Fortunately, there is reason for optimism. The international scientific community is increasingly aware of these issues, and there are new initiatives underway to address the three main causes mentioned above. Although it is a difficult task—like any cultural change—some fields are already showing important shifts. Examples include introducing new standards for statistical analysis and experimental design, revising methods for evaluating researchers, and requiring greater transparency (e.g., making all generated data publicly accessible), which allows for better error detection. Universities, funding agencies, societies, and scientific journals must support these initiatives against the inertia in academia to improve science’s overall social impact. It remains to be seen how long it will take for these efforts to be integrated into the culture, and whether they will succeed in boosting reproducibility in the scientific literature.

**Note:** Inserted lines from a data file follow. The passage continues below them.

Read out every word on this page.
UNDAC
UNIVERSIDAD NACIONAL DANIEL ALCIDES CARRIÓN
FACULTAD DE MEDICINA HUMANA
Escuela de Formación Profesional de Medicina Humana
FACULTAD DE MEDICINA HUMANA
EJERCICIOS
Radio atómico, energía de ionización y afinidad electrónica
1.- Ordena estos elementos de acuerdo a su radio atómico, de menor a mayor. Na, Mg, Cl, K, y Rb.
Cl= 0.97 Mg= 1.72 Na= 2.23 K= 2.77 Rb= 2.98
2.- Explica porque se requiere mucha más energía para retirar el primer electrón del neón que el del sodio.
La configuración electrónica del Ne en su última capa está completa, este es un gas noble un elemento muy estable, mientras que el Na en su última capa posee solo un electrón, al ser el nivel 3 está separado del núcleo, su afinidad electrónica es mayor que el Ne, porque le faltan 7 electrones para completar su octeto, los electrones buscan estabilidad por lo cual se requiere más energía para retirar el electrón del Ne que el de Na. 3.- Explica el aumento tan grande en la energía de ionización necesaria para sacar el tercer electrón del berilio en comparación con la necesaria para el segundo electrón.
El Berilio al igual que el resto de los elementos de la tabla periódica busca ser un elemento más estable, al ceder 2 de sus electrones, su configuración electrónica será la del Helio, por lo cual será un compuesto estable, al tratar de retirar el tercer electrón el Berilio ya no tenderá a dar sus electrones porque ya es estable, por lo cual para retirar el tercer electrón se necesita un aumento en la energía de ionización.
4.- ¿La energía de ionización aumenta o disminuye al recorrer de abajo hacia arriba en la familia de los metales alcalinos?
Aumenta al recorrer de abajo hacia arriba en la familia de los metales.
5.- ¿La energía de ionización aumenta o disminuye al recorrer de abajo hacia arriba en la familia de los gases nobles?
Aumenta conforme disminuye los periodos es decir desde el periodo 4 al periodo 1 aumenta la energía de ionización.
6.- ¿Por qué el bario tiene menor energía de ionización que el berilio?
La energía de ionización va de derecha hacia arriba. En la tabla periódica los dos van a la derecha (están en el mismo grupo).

Finally, it helps to end with a note on how science fundamentally works. Reaching a scientific truth is typically a continuous process over many years. At any given time, multiple hypotheses compete, and individual studies provide evidence for or against them, but rarely is a single study decisive. As evidence accumulates, the scientific community reaches a consensus on certain aspects of the world and then builds on those conclusions. This is important because it means that science does not depend on each individual study being infallible; rather, it depends on weighing each study according to its value and robustness. The reproducibility problem makes it more difficult to use published results to advance knowledge, but it does not stop science from functioning as it always has. What does this mean for people who want to stay informed about scientific developments? It means that no single study can tell us whether eating chocolate or having a daily glass of wine is good or bad for our health, whether a certain educational method is best for our children, or whether the key to happiness lies in getting an hour of sun every day or forcing ourselves to smile. Collections of studies—such as science-based books—are generally a better source of reliable information, though as in the case of Wansink’s books, there can still be pitfalls. We simply need to maintain a healthy level of skepticism about what we read, recognize the difference between scientific consensus and individual findings claiming to have found definitive answers, and choose trustworthy sources that prioritize the robustness of the evidence over “telling a good story.”